Read: Stocks will fall 30% as the U.S. economy heads for a painful recession, strategist says

In 1994, under then-Chairman Alan Greenspan, the Fed hiked interest rates by 2.5 percentage points, from 3% to 5.5%, to cool a heating labor market, keep inflation in check, and maintain an economic expansion. It was the most recent, and only, time in decades that policymakers were able to raise rates without triggering a recession, according to strategist John Velis of BNY Mellon. Meanwhile, inflation, as measured by the central bank’s preferred gauge, never rose above 2.3% during that time, according to the Fed’s regional bank in Richmond, Va. — in contrast to the current era of price gains.

After one more half-point hike in early 1995 that lifted the fed-funds rate to 6%, officials then cut rates in quarter-point increments in July 1995, December 1995, and January 1996 as insurance against any possible recession. They did this even though the S&P 500 was rallying at the time.

The economy remained in expansion mode until March 2001, a year after the dot-com bubble began to burst. It had successfully weathered more Fed rate hikes and cuts between 1997 and 2000, as well as the 1997 Asian financial crisis, turmoil in Russia the following year resulting in the ruble’s devaluation, and the collapse of a hedge fund known as Long-Term Capital Management.

Walking the line between avoiding a recession and curing inflation is “such a difficult endeavor and the odds are stacked against it, but you have to say, `so far, so good,’ and it might be possible,” said Lawrence Gillum, a Charlotte, North Carolina-based fixed-income strategist for broker-dealer LPL Financial. “You could argue that a soft landing, or immaculate disinflation, scenario is priced in. In any other scenario, be it a hard landing or economic downturn, risk assets could be in for a rude awakening.”

Interest rates have remained between 5.25% and 5.5% for the past year, long enough to start having an impact on the economy as demonstrated by lackluster GDP growth in the first quarter, downward revisions in job gains, and a cooler consumer-price reading for June. Next week’s batch of economic data includes June’s U.S. retail-sales report, released on Tuesday — which will provide clues of how well American consumers are faring.

“Right now, the risk of cutting rates too late is bigger than the risk of waiting,” Gillum said via phone. Even so, rate cuts are “absolutely” a risk for the stock market because of the possibility that they could eventually reignite inflation again. “Our view is that we still have sticky inflation and it’s going to take a while before we get back to the Fed’s 2% inflation target. I’ve been telling clients that trying to price in three rate cuts is unrealistic. We expect two this year.”

Fed-funds futures traders — who began the year expecting as many as six or seven 2024 rate cuts, only to pull back on those expectations — now see a decent chance of five or six quarter-point reductions through next June, with the first move arriving in two months. Meanwhile, one policymaker, San Francisco Fed President Mary Daly, stepped forward after Thursday’s release of the consumer-price index for last month to say that she now supports lowering interest rates.

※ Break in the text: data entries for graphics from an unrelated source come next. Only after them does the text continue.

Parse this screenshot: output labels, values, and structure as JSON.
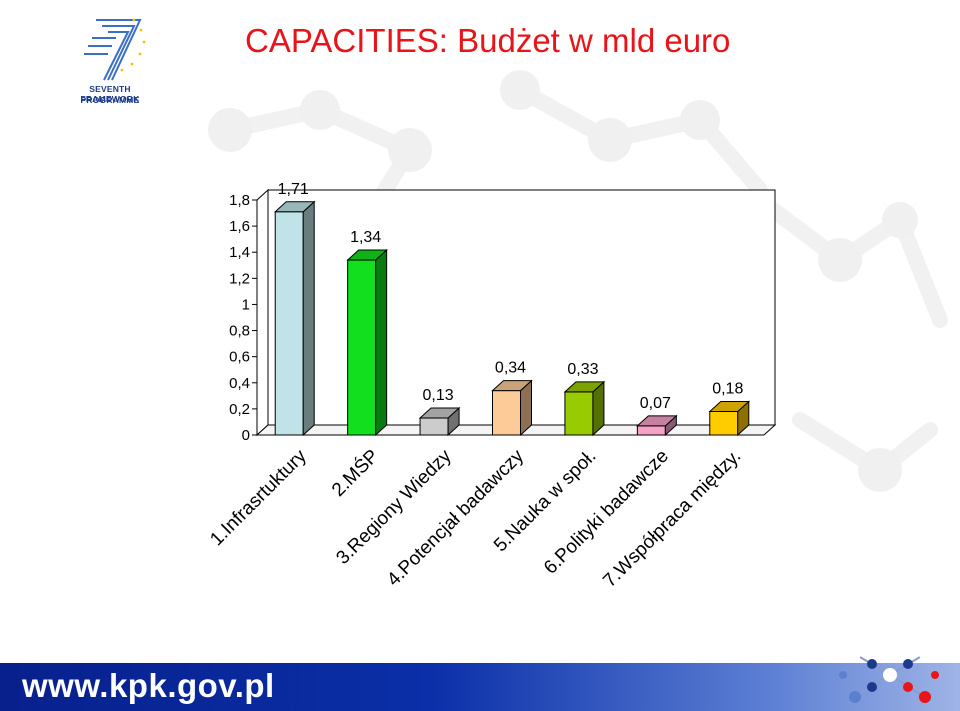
{
  "page": {
    "title": "CAPACITIES: Budżet w mld euro",
    "logo_text_line1": "SEVENTH FRAMEWORK",
    "logo_text_line2": "PROGRAMME",
    "footer_url": "www.kpk.gov.pl"
  },
  "colors": {
    "title": "#e8141a",
    "footer_band": "#0a2fa8",
    "logo_blue": "#1b3a8a"
  },
  "icons": [
    "seventh-framework-logo",
    "kpk-molecule-logo"
  ],
  "chart_data": {
    "type": "bar",
    "title": "",
    "xlabel": "",
    "ylabel": "",
    "ylim": [
      0,
      1.8
    ],
    "yticks": [
      "0",
      "0,2",
      "0,4",
      "0,6",
      "0,8",
      "1",
      "1,2",
      "1,4",
      "1,6",
      "1,8"
    ],
    "grid": false,
    "style": "3d",
    "categories": [
      "1.Infrasrtuktury",
      "2.MŚP",
      "3.Regiony Wiedzy",
      "4.Potencjał badawczy",
      "5.Nauka w społ.",
      "6.Polityki badawcze",
      "7.Współpraca między."
    ],
    "values": [
      1.71,
      1.34,
      0.13,
      0.34,
      0.33,
      0.07,
      0.18
    ],
    "data_labels": [
      "1,71",
      "1,34",
      "0,13",
      "0,34",
      "0,33",
      "0,07",
      "0,18"
    ],
    "bar_colors": [
      "#bfe3e6",
      "#12e01e",
      "#cccccc",
      "#fccb98",
      "#99cc00",
      "#f7a1c9",
      "#ffcc00"
    ]
  }
}
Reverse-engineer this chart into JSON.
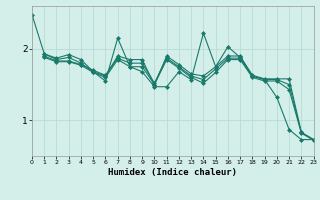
{
  "xlabel": "Humidex (Indice chaleur)",
  "x_range": [
    0,
    23
  ],
  "y_range": [
    0.5,
    2.6
  ],
  "yticks": [
    1,
    2
  ],
  "xticks": [
    0,
    1,
    2,
    3,
    4,
    5,
    6,
    7,
    8,
    9,
    10,
    11,
    12,
    13,
    14,
    15,
    16,
    17,
    18,
    19,
    20,
    21,
    22,
    23
  ],
  "bg_color": "#d4eeea",
  "grid_color": "#b8dbd6",
  "line_color": "#1a7a6a",
  "lines": [
    [
      2.48,
      1.93,
      1.87,
      1.92,
      1.85,
      1.68,
      1.55,
      2.15,
      1.75,
      1.68,
      1.47,
      1.47,
      1.68,
      1.57,
      2.22,
      1.75,
      2.03,
      1.88,
      1.62,
      1.57,
      1.32,
      0.87,
      0.73,
      0.73
    ],
    [
      null,
      1.93,
      1.85,
      1.88,
      1.8,
      1.68,
      1.62,
      1.9,
      1.85,
      1.85,
      1.5,
      1.9,
      1.78,
      1.65,
      1.62,
      1.75,
      1.9,
      1.9,
      1.63,
      1.58,
      1.58,
      1.58,
      0.83,
      0.73
    ],
    [
      null,
      1.9,
      1.83,
      1.83,
      1.78,
      1.7,
      1.63,
      1.87,
      1.8,
      1.8,
      1.52,
      1.87,
      1.75,
      1.62,
      1.57,
      1.72,
      1.87,
      1.87,
      1.62,
      1.57,
      1.57,
      1.5,
      0.83,
      0.73
    ],
    [
      null,
      1.88,
      1.82,
      1.82,
      1.77,
      1.67,
      1.6,
      1.85,
      1.75,
      1.75,
      1.5,
      1.85,
      1.73,
      1.6,
      1.52,
      1.67,
      1.85,
      1.85,
      1.6,
      1.55,
      1.55,
      1.43,
      0.82,
      0.72
    ]
  ]
}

Sterner of Apollon Wealth Management is among those who initially believed a recession would be needed to cure inflation. He said he has since changed his mind.

In his view, “what makes this cycle different from the past is that consumers have continued to spend despite high inflation, by drawing from savings built up during the Covid lockdown; fiscal stimulus has boosted government spending; and private credit funds have stepped in to provide lending that has kept mid-sized businesses going.”